Продолжал ходить в ту же столовую пиво пить, в те же часы. Хотя претерпевал при этом унижения. С ним уже здоровались не так. Были и такие, что отворачивались. Поскольку он в опале. Ведь у нас стоит понизить — и сразу как чумной. Может, оно и не так было, да Гоша бдительно вычислял каждый кивок, каждое «здрасте».
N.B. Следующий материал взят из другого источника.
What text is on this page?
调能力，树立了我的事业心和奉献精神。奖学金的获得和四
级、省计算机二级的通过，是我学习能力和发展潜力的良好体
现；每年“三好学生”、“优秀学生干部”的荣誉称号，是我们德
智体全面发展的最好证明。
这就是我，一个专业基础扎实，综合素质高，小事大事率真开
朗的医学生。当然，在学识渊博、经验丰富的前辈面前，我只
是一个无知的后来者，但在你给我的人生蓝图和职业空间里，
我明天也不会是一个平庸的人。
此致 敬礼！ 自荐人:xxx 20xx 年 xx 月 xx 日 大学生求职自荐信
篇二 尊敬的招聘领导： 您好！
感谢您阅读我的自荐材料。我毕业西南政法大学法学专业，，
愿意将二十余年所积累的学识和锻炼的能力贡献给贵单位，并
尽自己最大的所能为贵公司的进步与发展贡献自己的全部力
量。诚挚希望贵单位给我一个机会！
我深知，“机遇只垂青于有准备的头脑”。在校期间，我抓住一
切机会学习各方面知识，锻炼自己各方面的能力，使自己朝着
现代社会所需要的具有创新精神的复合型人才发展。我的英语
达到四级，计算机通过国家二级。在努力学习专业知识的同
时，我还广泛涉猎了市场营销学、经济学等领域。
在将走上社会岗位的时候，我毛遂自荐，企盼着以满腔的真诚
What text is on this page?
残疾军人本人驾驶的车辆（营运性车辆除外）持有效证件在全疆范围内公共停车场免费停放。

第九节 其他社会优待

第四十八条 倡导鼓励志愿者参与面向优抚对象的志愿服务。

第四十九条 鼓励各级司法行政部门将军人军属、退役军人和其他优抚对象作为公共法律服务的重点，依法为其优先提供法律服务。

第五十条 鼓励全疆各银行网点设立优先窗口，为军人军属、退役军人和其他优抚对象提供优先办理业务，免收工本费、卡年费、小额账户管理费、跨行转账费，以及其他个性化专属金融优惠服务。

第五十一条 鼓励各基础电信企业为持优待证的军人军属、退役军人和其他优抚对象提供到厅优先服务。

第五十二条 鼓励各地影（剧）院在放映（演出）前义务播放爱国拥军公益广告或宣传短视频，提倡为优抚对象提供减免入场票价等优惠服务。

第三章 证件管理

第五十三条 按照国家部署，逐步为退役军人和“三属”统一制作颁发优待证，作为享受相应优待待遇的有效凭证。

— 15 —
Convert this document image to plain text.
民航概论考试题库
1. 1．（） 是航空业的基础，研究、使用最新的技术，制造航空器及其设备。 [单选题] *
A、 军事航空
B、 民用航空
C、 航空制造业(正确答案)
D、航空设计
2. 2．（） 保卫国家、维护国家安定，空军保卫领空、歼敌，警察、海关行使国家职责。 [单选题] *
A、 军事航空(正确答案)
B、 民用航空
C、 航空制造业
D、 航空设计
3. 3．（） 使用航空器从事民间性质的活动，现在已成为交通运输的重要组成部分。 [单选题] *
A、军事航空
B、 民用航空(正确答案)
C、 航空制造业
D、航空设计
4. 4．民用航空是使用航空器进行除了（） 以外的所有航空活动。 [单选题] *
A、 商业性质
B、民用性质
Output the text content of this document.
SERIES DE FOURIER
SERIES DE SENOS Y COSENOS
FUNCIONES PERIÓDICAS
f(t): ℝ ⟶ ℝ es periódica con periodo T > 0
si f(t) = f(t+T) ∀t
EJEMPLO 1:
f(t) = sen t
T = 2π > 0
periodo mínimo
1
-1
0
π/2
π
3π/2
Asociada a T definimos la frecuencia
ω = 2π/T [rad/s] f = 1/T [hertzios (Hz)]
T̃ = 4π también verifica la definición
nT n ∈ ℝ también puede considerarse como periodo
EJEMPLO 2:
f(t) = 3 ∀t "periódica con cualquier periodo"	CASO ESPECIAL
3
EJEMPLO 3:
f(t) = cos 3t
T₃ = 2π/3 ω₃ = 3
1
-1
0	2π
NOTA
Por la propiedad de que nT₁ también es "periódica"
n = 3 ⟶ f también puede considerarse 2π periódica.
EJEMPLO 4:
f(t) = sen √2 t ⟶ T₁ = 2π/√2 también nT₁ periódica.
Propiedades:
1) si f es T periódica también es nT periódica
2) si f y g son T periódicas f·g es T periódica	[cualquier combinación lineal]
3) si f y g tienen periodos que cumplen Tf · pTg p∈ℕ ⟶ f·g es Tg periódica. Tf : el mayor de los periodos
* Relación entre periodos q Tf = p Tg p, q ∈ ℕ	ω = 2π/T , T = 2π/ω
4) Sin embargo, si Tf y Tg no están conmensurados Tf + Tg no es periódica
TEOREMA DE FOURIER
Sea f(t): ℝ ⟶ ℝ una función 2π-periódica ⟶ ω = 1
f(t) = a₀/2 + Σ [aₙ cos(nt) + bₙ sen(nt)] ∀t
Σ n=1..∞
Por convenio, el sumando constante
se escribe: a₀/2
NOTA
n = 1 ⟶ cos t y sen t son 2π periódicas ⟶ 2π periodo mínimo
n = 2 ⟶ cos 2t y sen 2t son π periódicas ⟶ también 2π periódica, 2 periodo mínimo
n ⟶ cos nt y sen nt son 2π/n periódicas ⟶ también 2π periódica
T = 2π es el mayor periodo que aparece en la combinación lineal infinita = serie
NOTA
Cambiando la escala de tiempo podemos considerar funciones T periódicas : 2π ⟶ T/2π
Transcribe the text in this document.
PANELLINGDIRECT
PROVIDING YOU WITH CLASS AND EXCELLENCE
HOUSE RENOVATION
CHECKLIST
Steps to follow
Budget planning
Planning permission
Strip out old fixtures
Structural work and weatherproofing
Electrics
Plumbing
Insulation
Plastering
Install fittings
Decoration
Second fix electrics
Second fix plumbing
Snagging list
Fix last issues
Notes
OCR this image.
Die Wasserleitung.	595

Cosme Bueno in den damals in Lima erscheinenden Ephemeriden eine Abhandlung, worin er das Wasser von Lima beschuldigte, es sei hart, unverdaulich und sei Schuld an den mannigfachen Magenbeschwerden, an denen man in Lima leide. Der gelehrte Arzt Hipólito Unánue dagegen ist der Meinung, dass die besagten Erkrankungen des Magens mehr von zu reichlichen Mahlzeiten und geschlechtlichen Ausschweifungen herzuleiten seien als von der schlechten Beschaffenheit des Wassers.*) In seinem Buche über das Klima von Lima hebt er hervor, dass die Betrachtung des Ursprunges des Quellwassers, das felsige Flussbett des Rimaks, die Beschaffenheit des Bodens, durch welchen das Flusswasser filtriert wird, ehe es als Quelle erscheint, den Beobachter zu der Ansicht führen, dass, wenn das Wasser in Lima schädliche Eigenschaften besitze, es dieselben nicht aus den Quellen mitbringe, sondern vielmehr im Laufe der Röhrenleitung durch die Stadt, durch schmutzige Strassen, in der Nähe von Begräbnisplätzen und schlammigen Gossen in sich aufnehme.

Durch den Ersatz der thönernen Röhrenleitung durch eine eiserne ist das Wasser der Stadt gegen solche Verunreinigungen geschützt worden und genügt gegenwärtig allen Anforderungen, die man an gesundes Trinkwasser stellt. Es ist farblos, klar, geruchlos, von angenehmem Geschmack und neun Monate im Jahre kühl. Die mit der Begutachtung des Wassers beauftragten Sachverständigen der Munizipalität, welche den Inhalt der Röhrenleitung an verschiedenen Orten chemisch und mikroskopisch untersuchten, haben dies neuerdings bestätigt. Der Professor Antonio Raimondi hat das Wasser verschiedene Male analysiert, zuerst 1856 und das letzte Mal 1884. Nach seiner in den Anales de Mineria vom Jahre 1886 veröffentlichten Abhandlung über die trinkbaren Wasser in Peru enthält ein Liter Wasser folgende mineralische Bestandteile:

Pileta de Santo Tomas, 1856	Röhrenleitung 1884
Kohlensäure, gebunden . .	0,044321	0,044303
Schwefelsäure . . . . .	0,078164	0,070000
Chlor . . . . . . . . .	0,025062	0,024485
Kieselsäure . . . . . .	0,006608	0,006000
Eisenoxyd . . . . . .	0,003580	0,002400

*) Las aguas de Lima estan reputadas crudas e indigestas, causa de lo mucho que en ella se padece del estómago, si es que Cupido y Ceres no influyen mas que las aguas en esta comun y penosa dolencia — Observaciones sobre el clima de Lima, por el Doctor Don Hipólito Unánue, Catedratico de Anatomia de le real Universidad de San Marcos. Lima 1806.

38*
Гоша Пашков единственный был человек, которому я мог признаться, что я сказал Поливанову про того художника. Я полагал, что чужая беда утешит, но он и тут Поливанова взял под защиту — мол, Шурпинов на его месте раздул бы целое дело, а Поливанов, можно сказать, чутко подошел к этому художнику. Типичное это сопоставление навело на мысль, что назначение Шурпинова для того и производилось, чтобы на его фоне Поливанов выглядел лучше, шире, умнее. А Гоша Пашков такого фона не давал, поскольку был добрым и отзывчивым человеком.
…в моем поступке идейность, я же видел в этом страх. Один лишь страх. Чего я боялся, сам не знаю, потому что если конкретно поставить перед приговором — год тюрьмы, два года — не боюсь. Стреляли во время облавы на зеленых — ничего, выполнял, не боялся. На медведя ходили с Гошей. Когда из берлоги поднимали — я стоял спокойно.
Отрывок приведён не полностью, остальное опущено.